There’s more, but the MBM report is best summed up by Professor James Mitchell of Edinburgh University, regarded by many as Scotland’s leading expert on public policy. He describes MBM’s work as “an important study exposing failings in relations between UK and Scottish Governments….IGR (inter-governmental relations) requires trust, honest flows of information, accountability.”
Trust. Honesty. Accountability. Words that are perhaps not readily associated with Scottish ministers these days. Let’s turn for a moment to safe drug consumption rooms. For years now, ministers have insisted that they could not sanction their use, even as drug deaths soared to the highest in Europe. Westminster won’t let us, they insisted. It’s an attack on democracy. We demand a referendum now. Freedom! You get the picture.
It now transpires that all it took for a pilot to be put in place was the Lord Advocate – a member of the Scottish Government – to give her go-ahead. A U-turn of such astonishing brazenness that it led Orwell Prize-winning author Darren McGarvey, amongst others, to suggest the government’s strategy may have killed people over the years.
“The Scot Govt. will run this pilot on the basis that this evidenced-based treatment could save lives. Therefore, every year, it has failed to do this, citing constitutional obstruction, may have cost lives.
“You wouldn’t shrug that off if it was a Tory or Labour government performing this 180 manoeuvre. Would you?” he challenged SNP loyalists.
But do I detect a change of approach? In yet another display of her uber-progressiveness, former First Minister Nicola Sturgeon had previously promised a Conversion Therapy Bill – much to the delight of trans activists who had campaigned for such a move.
The bill would, rightly, stop therapists from attempting to turn gay people straight. But it would also prevent people – including parents – from attempting to dissuade their child from changing their gender.

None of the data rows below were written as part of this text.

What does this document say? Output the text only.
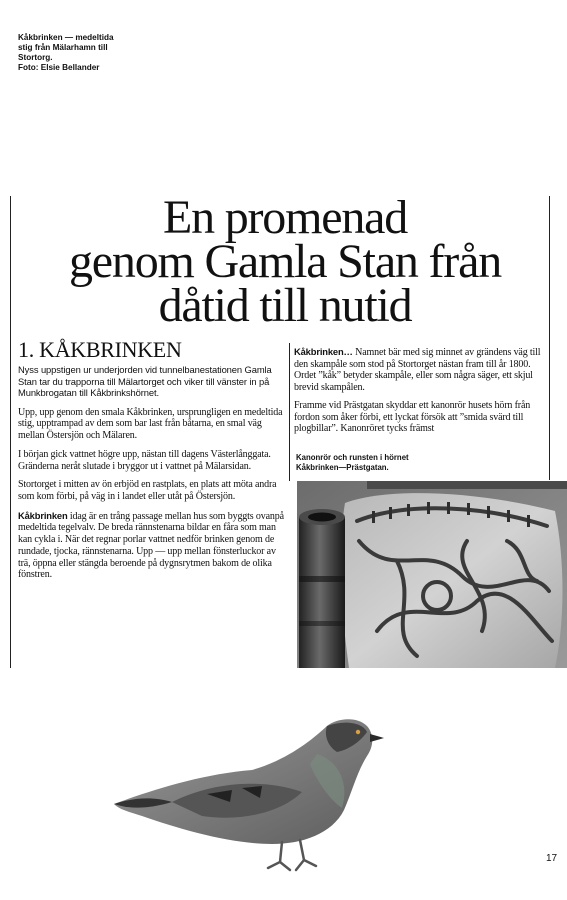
Kåkbrinken — medeltida
stig från Mälarhamn till
Stortorg.
Foto: Elsie Bellander
En promenad
genom Gamla Stan från
dåtid till nutid
1. KÅKBRINKEN

Nyss uppstigen ur underjorden vid tunnelbanestationen Gamla Stan tar du trapporna till Mälartorget och viker till vänster in på Munkbrogatan till Kåkbrinkshörnet.

Upp, upp genom den smala Kåkbrinken, ursprungligen en medeltida stig, upptrampad av dem som bar last från båtarna, en smal väg mellan Östersjön och Mälaren.

I början gick vattnet högre upp, nästan till dagens Västerlånggata. Gränderna neråt slutade i bryggor ut i vattnet på Mälarsidan.

Stortorget i mitten av ön erbjöd en rastplats, en plats att möta andra som kom förbi, på väg in i landet eller utåt på Östersjön.

Kåkbrinken idag är en trång passage mellan hus som byggts ovanpå medeltida tegelvalv. De breda rännstenarna bildar en fåra som man kan cykla i. När det regnar porlar vattnet nedför brinken genom de rundade, tjocka, rännstenarna. Upp — upp mellan fönsterluckor av trä, öppna eller stängda beroende på dygnsrytmen bakom de olika fönstren.

Kåkbrinken… Namnet bär med sig minnet av grändens väg till den skampåle som stod på Stortorget nästan fram till år 1800. Ordet ”kåk” betyder skampåle, eller som några säger, ett skjul brevid skampålen.

Framme vid Prästgatan skyddar ett kanonrör husets hörn från fordon som åker förbi, ett lyckat försök att ”smida svärd till plogbillar”. Kanonröret tycks främst

Kanonrör och runsten i hörnet
Kåkbrinken—Prästgatan.
17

As Helen Joyce, director of women’s-rights organisation Sex Matters pointed out, the bill conflated two quite different things. “The first is the historic abuse of gay people in an attempt to turn them straight – which is already illegal…the second is careful, ethical treatment for gender distress, which may have many causes and which often resolves,” she said this week.
Last week’s Programme for Government – the first by Humza Yousaf – did not include the bill. Instead, there will be a consultation which will not report until 2024. And who knows what the political landscape will be like then.
The delay of one controversial bill does not a good government make, but it is possible that the new First Minister is more interested in bread and butter issues – like fixing the NHS – than posturing on the global stage as a social justice warrior. Or it could simply be the wise counsel of one Kevin Pringle, the much-admired and skilful special adviser who helped secure an SNP majority in 2011 and so lay the ground for the 2014 referendum.
In a surprise move, Pringle returned to government soon after Yousaf became First Minister. No doubt Pringle has a list of if stupid policies and daft promises that he wants to ditch, which would explain the Lord Advocate’s change of mind and the delay on conversion therapy.
He, and presumably the First Minister, will want to fight next year’s general election on issues that matter to people, not causes popular only in the bars around Holyrood. But even the most masterful spin doctor can’t overturn years of bad governance in a matter of months. It will take years – and a change of government – before that can happen.